The M4 is from 2024, the 5800h is from 2021. You should be comparing against the M1 or M2, which was Apple's actual competitor at that performance bracket and time period.
You bought the 5800h last year, and provided last year's price paid for it. That makes the 2024 Mac mini more relevant than the models that weren't being made or sold last year. Unless you'd like to dig up what that 5800h system cost back in 2021, to put that into context against a Mac mini from back then?
The Beelink mini PC I bought MSRPs at $600, but it comes with a 500GB NVMe drive. In Apple's pricing scheme, that puts it equivalent to a $800 Mac Mini configuration.
To reiterate, this is absolutely a comparable machine to the Mac Mini in terms of performance.
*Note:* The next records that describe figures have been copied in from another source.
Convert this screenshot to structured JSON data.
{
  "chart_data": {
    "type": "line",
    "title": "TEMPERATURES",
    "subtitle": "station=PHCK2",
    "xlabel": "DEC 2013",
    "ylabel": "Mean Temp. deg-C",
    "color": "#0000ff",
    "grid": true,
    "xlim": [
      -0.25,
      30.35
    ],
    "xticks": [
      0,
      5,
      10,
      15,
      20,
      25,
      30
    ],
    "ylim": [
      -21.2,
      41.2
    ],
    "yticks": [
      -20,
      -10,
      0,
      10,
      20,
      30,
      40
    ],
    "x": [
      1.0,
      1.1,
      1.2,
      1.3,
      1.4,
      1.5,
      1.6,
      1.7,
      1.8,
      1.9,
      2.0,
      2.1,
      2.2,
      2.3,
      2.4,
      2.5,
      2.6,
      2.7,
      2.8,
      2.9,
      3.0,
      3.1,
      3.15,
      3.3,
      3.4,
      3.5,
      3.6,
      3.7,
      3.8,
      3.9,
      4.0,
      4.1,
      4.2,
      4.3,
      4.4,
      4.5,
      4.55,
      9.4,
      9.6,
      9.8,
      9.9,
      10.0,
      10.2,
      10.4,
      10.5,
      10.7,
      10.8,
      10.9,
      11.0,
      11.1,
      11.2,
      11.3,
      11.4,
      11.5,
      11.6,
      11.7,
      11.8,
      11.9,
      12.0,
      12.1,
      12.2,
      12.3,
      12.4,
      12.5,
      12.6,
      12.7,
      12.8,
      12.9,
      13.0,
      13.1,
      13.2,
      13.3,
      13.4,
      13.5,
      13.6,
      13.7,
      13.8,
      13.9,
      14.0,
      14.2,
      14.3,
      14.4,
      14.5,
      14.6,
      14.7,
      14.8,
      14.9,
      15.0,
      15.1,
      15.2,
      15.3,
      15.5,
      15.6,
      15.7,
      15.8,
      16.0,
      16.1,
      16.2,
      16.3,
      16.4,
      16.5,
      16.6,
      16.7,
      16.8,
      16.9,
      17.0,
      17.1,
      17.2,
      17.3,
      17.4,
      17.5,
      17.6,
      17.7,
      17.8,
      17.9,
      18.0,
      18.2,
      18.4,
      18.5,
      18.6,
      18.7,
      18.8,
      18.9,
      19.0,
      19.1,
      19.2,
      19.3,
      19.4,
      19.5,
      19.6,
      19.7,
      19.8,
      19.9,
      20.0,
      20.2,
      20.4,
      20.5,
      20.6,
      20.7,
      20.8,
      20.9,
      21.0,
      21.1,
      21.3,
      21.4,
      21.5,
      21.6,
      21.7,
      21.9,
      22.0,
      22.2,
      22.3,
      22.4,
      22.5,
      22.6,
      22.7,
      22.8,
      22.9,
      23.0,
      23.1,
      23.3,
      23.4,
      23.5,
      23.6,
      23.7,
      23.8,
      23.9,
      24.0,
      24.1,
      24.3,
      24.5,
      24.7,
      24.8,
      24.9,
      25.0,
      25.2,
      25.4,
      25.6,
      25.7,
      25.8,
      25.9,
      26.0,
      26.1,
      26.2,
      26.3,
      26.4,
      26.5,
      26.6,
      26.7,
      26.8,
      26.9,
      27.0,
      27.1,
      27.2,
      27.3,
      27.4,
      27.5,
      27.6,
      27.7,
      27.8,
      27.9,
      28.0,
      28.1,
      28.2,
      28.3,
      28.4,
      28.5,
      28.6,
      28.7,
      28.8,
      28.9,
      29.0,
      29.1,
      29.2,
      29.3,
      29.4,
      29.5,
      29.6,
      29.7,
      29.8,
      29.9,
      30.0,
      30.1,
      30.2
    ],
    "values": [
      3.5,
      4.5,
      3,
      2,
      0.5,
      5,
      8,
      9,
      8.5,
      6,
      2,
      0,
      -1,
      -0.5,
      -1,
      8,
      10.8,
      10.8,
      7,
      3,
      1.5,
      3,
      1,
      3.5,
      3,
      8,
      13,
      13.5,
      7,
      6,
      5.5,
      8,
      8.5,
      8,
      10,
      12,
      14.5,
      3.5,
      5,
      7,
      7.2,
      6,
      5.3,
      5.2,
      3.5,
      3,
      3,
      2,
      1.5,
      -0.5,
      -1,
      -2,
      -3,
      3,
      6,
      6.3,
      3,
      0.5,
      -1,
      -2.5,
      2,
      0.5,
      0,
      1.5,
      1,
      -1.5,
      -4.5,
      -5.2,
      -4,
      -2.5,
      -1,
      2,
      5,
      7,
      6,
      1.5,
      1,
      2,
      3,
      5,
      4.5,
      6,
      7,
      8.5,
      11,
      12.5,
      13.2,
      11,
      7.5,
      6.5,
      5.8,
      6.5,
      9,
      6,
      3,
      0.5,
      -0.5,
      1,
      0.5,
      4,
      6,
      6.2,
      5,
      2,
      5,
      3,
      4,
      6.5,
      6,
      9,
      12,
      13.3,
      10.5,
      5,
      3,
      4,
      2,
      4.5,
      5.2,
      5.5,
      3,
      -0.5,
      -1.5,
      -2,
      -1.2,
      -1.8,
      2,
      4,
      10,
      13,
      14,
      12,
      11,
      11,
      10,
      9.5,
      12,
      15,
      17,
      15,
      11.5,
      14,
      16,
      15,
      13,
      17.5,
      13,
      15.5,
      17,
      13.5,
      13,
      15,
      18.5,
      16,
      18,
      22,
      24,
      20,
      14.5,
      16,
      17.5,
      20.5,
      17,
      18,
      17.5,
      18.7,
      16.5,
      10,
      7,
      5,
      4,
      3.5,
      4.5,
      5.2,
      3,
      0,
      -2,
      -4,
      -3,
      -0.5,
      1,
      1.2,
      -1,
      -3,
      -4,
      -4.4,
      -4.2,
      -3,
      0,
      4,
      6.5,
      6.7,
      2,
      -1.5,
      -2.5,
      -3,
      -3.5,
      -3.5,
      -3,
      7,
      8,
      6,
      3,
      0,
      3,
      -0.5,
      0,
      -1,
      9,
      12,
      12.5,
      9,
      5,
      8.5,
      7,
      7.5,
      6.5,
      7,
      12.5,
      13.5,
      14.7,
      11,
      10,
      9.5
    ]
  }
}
Maybe not your ideal configuration, but I had $300 and a limited patience for Asahi development.
> To reiterate, this is absolutely a comparable machine to the Mac Mini in terms of performance.
Reiterating is not the appropriate response after someone has already detailed many ways in which the performance a 5800h is not in the same league, none of which you have even attempted to refute.
The more truthful claim you could have made is that you don't need the extra performance (far more plausible, given that you bought a new machine with a four year old chip), or that you needed storage capacity more than you needed performance.
Not that tough. I paid $299 for a Ryzen 5800h mini PC last year, which roughly lands in the same performance bracket.
Would have considered the Mac Mini, but the AMD box has much better Linux support.